Parsing Protobuf Definitions with Tree-sitter

Tree-sitter logo

If you work with Protocol Buffers (protobuf), you can really save time, boredom, and headache by parsing your definitions to build tools and generate code.

The usual tool for doing that is protoc. It supports plugins to generate output of various kinds: language bindings, documentation etc. But, if you want to do anything custom, you are faced with either using something limited like protoc-gen-gotemplate or writing your own plugin. protoc-gen-gotemplate works well, but you can’t build complex logic into the workflow. You are limited to what is possible in a simple Go template.

It’s also possible to use protoreflect from Go to process the compiled results at runtime. This is painful.

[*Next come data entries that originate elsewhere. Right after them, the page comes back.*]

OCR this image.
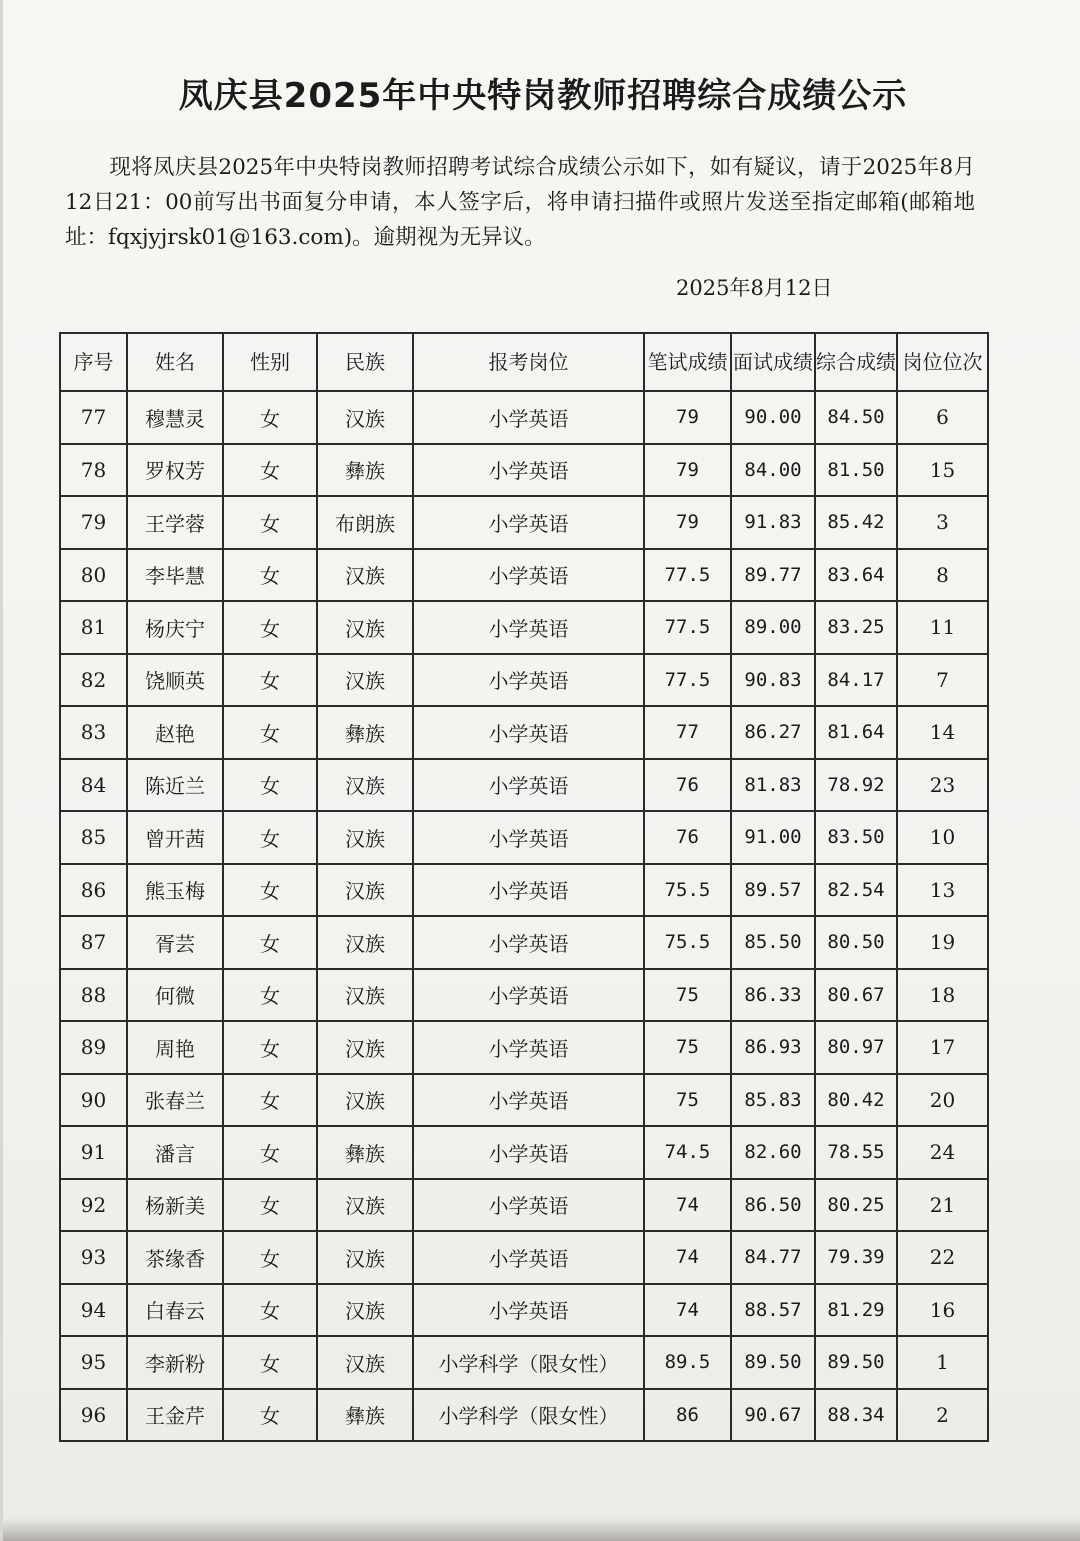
凤庆县2025年中央特岗教师招聘综合成绩公示
现将凤庆县2025年中央特岗教师招聘考试综合成绩公示如下，如有疑议，请于2025年8月12日21：00前写出书面复分申请，本人签字后，将申请扫描件或照片发送至指定邮箱(邮箱地址：fqxjyjrsk01@163.com)。逾期视为无异议。
2025年8月12日
序号	姓名	性别	民族	报考岗位	笔试成绩	面试成绩	综合成绩	岗位位次
77	穆慧灵	女	汉族	小学英语	79	90.00	84.50	6
78	罗权芳	女	彝族	小学英语	79	84.00	81.50	15
79	王学蓉	女	布朗族	小学英语	79	91.83	85.42	3
80	李毕慧	女	汉族	小学英语	77.5	89.77	83.64	8
81	杨庆宁	女	汉族	小学英语	77.5	89.00	83.25	11
82	饶顺英	女	汉族	小学英语	77.5	90.83	84.17	7
83	赵艳	女	彝族	小学英语	77	86.27	81.64	14
84	陈近兰	女	汉族	小学英语	76	81.83	78.92	23
85	曾开茜	女	汉族	小学英语	76	91.00	83.50	10
86	熊玉梅	女	汉族	小学英语	75.5	89.57	82.54	13
87	胥芸	女	汉族	小学英语	75.5	85.50	80.50	19
88	何微	女	汉族	小学英语	75	86.33	80.67	18
89	周艳	女	汉族	小学英语	75	86.93	80.97	17
90	张春兰	女	汉族	小学英语	75	85.83	80.42	20
91	潘言	女	彝族	小学英语	74.5	82.60	78.55	24
92	杨新美	女	汉族	小学英语	74	86.50	80.25	21
93	茶缘香	女	汉族	小学英语	74	84.77	79.39	22
94	白春云	女	汉族	小学英语	74	88.57	81.29	16
95	李新粉	女	汉族	小学科学（限女性）	89.5	89.50	89.50	1
96	王金芹	女	彝族	小学科学（限女性）	86	90.67	88.34	2
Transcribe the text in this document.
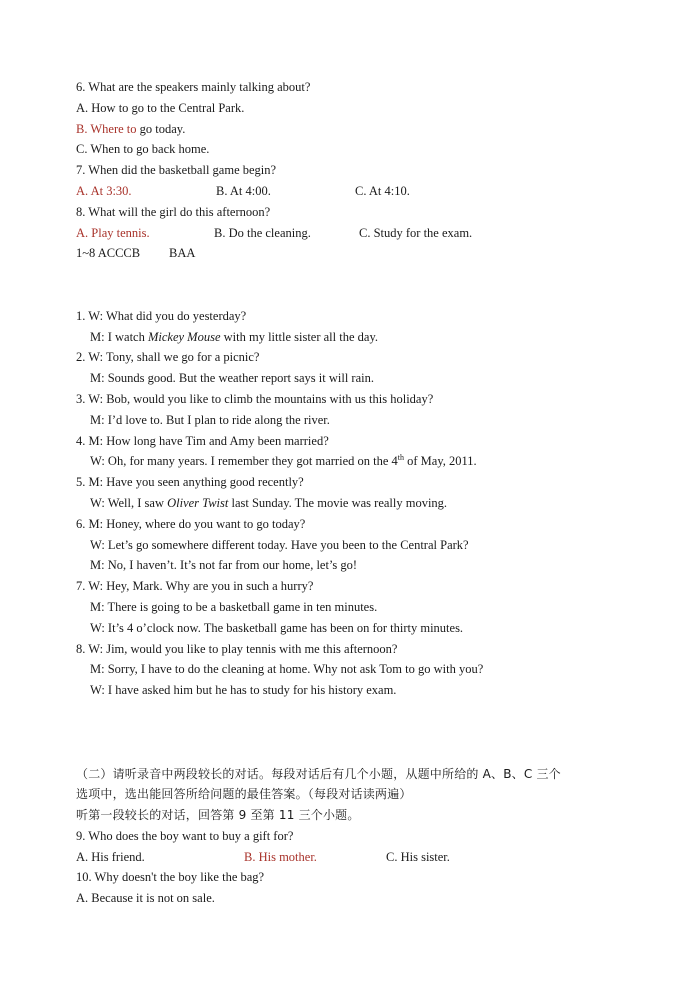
6. What are the speakers mainly talking about?
A. How to go to the Central Park.
B. Where to go today.
C. When to go back home.
7. When did the basketball game begin?
A. At 3:30.	B. At 4:00.	C. At 4:10.
8. What will the girl do this afternoon?
A. Play tennis.	B. Do the cleaning.	C. Study for the exam.
1~8 ACCCB BAA
1. W: What did you do yesterday?
M: I watch Mickey Mouse with my little sister all the day.
2. W: Tony, shall we go for a picnic?
M: Sounds good. But the weather report says it will rain.
3. W: Bob, would you like to climb the mountains with us this holiday?
M: I’d love to. But I plan to ride along the river.
4. M: How long have Tim and Amy been married?
W: Oh, for many years. I remember they got married on the 4th of May, 2011.
5. M: Have you seen anything good recently?
W: Well, I saw Oliver Twist last Sunday. The movie was really moving.
6. M: Honey, where do you want to go today?
W: Let’s go somewhere different today. Have you been to the Central Park?
M: No, I haven’t. It’s not far from our home, let’s go!
7. W: Hey, Mark. Why are you in such a hurry?
M: There is going to be a basketball game in ten minutes.
W: It’s 4 o’clock now. The basketball game has been on for thirty minutes.
8. W: Jim, would you like to play tennis with me this afternoon?
M: Sorry, I have to do the cleaning at home. Why not ask Tom to go with you?
W: I have asked him but he has to study for his history exam.
（二）请听录音中两段较长的对话。每段对话后有几个小题，从题中所给的 A、B、C 三个
选项中，选出能回答所给问题的最佳答案。（每段对话读两遍）
听第一段较长的对话，回答第 9 至第 11 三个小题。
9. Who does the boy want to buy a gift for?
A. His friend.	B. His mother.	C. His sister.
10. Why doesn't the boy like the bag?
A. Because it is not on sale.
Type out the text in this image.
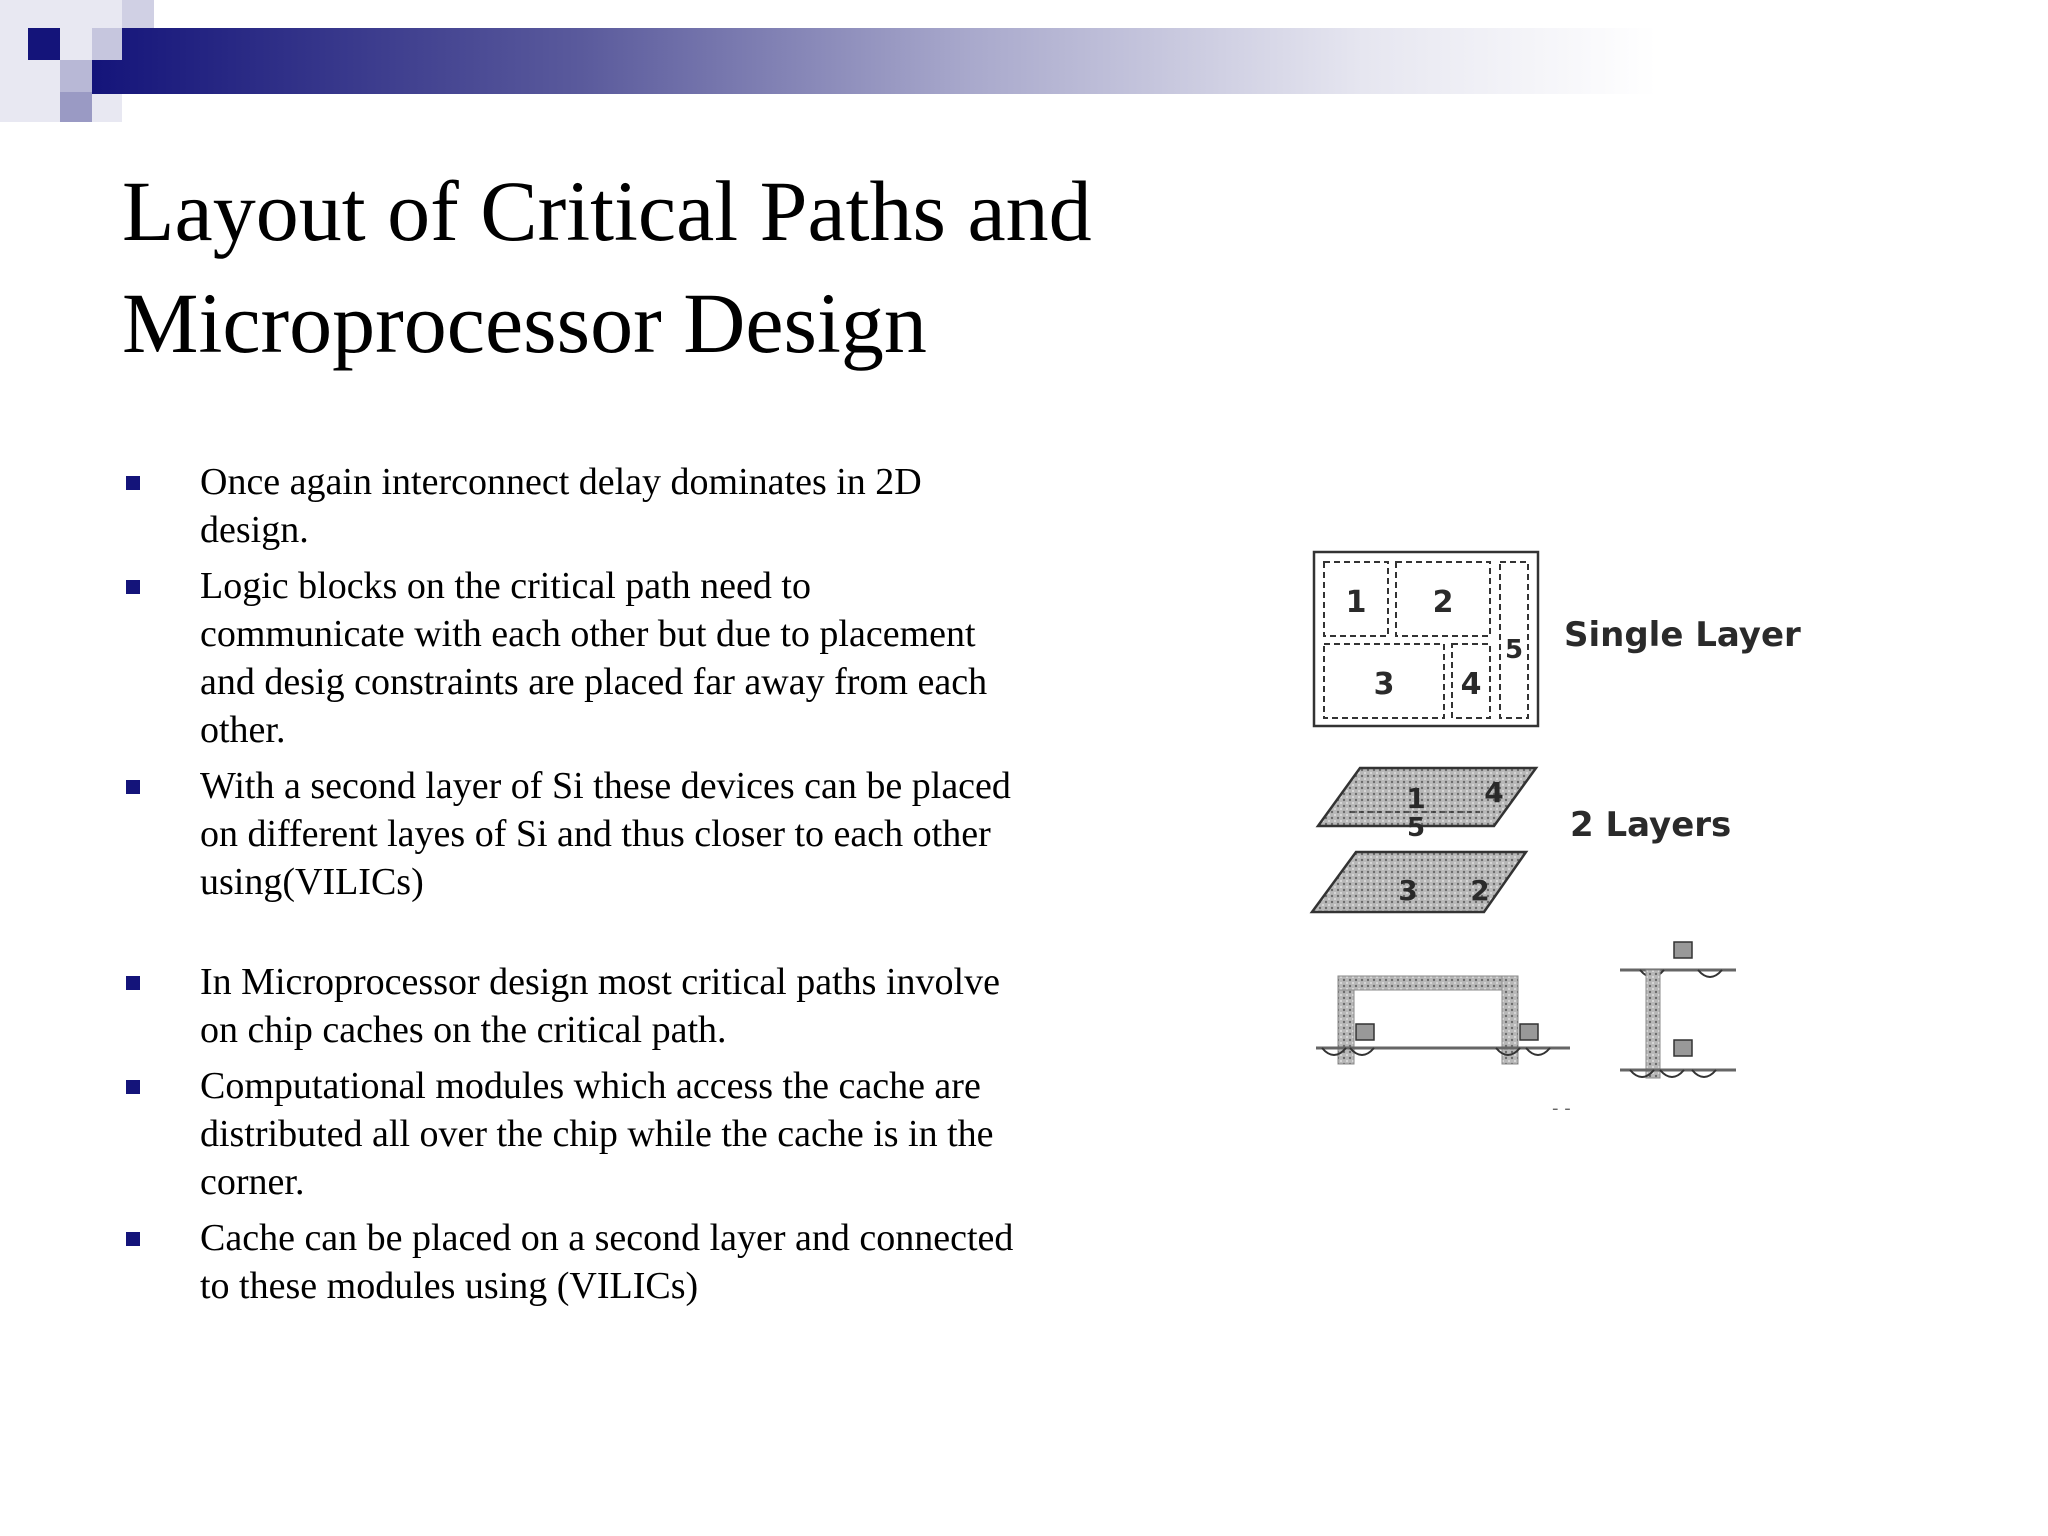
Layout of Critical Paths and Microprocessor Design
Once again interconnect delay dominates in 2D design.
Logic blocks on the critical path need to communicate with each other but due to placement and desig constraints are placed far away from each other.
With a second layer of Si these devices can be placed on different layes of Si and thus closer to each other using(VILICs)
In Microprocessor design most critical paths involve on chip caches on the critical path.
Computational modules which access the cache are distributed all over the chip while the cache is in the corner.
Cache can be placed on a second layer and connected to these modules using (VILICs)
1 2
3 4
5 Single Layer
1 4
5
3 2
2 Layers
- -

Really painful.

So, at work, we had made limited use of the protobuf definitions other than for their main purpose and for documentation and package configuration via custom options (these are supported in protobuf). Writing the protoreflect code to make that work is not something I want to repeat.

Then I recently revamped my editor setup and moved from Vim to Neovim. In the process I realized how awesome the Tree-sitter parsing library is and that it probably was going to support extracting everything I wanted to get from our protobuf definitions. Neovim uses Tree-sitter extensively.

Why This Matters

Our evented and event-sourced backend at Mozi relies on protobuf for schema definitions and serialization of events. We use these same schemas everywhere from the frontend all the way to the backend. This means our whole system is working on the exact same entity definitions throughout. Good Stuff™.

In Go, the bindings are not really native structs and require a lot of GetXYZ() and GetValue() calls chained with nil checking to work around the fact that nil and zero values are encoded the same way in Protobuf. You also can’t use them in conjunction with anything that uses struct tags because you can’t apply tags. I am told by the mobile devs that the Swift bindings are similarly unfriendly.

We use a mapping layer to paper over this and to make these easier to work with in in our Go code, in data stores, and with off-the-shelf libraries.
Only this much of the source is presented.